Anthony Glees, emeritus professor at Buckingham, said that he was worried about the damage to the university’s standing.
“It’s very important there is a university like Buckingham which has a total commitment to academic freedom, will support those who challenge orthodox viewpoints, whilst being independent of the state system in a formal sense,” he said.
“The damage caused by publicising the suspension of James Tooley, to the university’s reputation and to his own, whilst the claims against him are still being examined, is nothing short of a tragedy. And it will be Shakespearian in the sense there will be blood on the floor at the end.
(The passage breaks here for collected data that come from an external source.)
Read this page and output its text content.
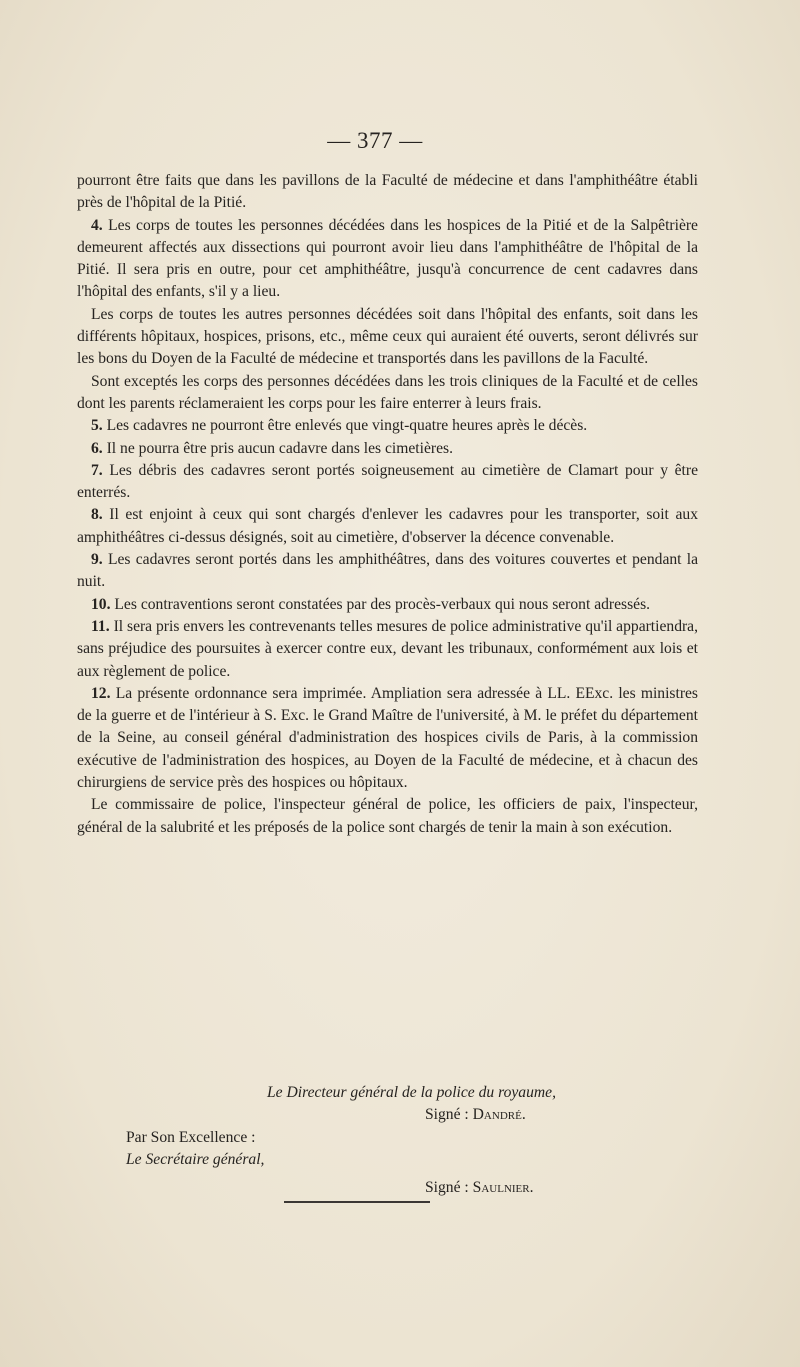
— 377 —

pourront être faits que dans les pavillons de la Faculté de médecine et dans l'amphithéâtre établi près de l'hôpital de la Pitié.

4. Les corps de toutes les personnes décédées dans les hospices de la Pitié et de la Salpêtrière demeurent affectés aux dissections qui pourront avoir lieu dans l'amphithéâtre de l'hôpital de la Pitié. Il sera pris en outre, pour cet amphithéâtre, jusqu'à concurrence de cent cadavres dans l'hôpital des enfants, s'il y a lieu.

Les corps de toutes les autres personnes décédées soit dans l'hôpital des enfants, soit dans les différents hôpitaux, hospices, prisons, etc., même ceux qui auraient été ouverts, seront délivrés sur les bons du Doyen de la Faculté de médecine et transportés dans les pavillons de la Faculté.

Sont exceptés les corps des personnes décédées dans les trois cliniques de la Faculté et de celles dont les parents réclameraient les corps pour les faire enterrer à leurs frais.

5. Les cadavres ne pourront être enlevés que vingt-quatre heures après le décès.

6. Il ne pourra être pris aucun cadavre dans les cimetières.

7. Les débris des cadavres seront portés soigneusement au cimetière de Clamart pour y être enterrés.

8. Il est enjoint à ceux qui sont chargés d'enlever les cadavres pour les transporter, soit aux amphithéâtres ci-dessus désignés, soit au cimetière, d'observer la décence convenable.

9. Les cadavres seront portés dans les amphithéâtres, dans des voitures couvertes et pendant la nuit.

10. Les contraventions seront constatées par des procès-verbaux qui nous seront adressés.

11. Il sera pris envers les contrevenants telles mesures de police administrative qu'il appartiendra, sans préjudice des poursuites à exercer contre eux, devant les tribunaux, conformément aux lois et aux règlement de police.

12. La présente ordonnance sera imprimée. Ampliation sera adressée à LL. EExc. les ministres de la guerre et de l'intérieur à S. Exc. le Grand Maître de l'université, à M. le préfet du département de la Seine, au conseil général d'administration des hospices civils de Paris, à la commission exécutive de l'administration des hospices, au Doyen de la Faculté de médecine, et à chacun des chirurgiens de service près des hospices ou hôpitaux.

Le commissaire de police, l'inspecteur général de police, les officiers de paix, l'inspecteur, général de la salubrité et les préposés de la police sont chargés de tenir la main à son exécution.

Le Directeur général de la police du royaume,
Signé : Dandré.
Par Son Excellence :
Le Secrétaire général,
Signé : Saulnier.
Either Tooley will be sacked or those who tried to get rid of him will have to go.”
Worth reading in full.
The FSU has lodged a formal complaint with the Office for Students (OfS) following the decision by Buckingham’s governing body to suspend Prof Tooley, who is well-known in academic circles for his fierce opposition to “cancel culture” and his defence of free speech (Telegraph).
In a letter to the university regulator, we point out that Prof Tooley’s suspension was prompted by a series of claims which appear to be vexatious in nature and should have been dismissed as ‘tittle-tattle’.
Instead, Buckingham’s governing body immediately suspended Prof Tooley, placed him under investigation, kicked him out of his grace and favour accommodation, and set about destroying his reputation by telling Buckingham’s 3,000 students, as well as its staff, that he had been suspended and was under investigation following ‘a number of serious allegations’.
The letter goes on to express our concern that Prof Tooley has been humiliated in this way “because some members of the council [Buckingham University’s Council] disapprove of the various public interventions he has made in defence of free speech and the history and heritage of Great Britain, which, in their eyes, are ‘right-wing’ points of view and therefore beyond the pale”.
In a separate letter to all the members of Buckingham University’s Council, a group of 37 peers say that Prof Tooley’s suspension was decided “seemingly on the basis of unproven allegations” and “appears entirely disproportionate”.
They go on to say: “What is more, we are concerned that the principles of a presumption of innocence and natural justice are being undermined by an ill-conceived disciplinary process, risking not only the reputation of Professor Tooley, but also the university itself.”
Speaking to the Telegraph, a source close to Prof Tooley said that the FSU is right to demand an investigation into the “shocking, disproportionate and outrageous behaviour of a handful of woke extremists trying to mount an unwarranted coup against the vice-chancellor at Buckingham”.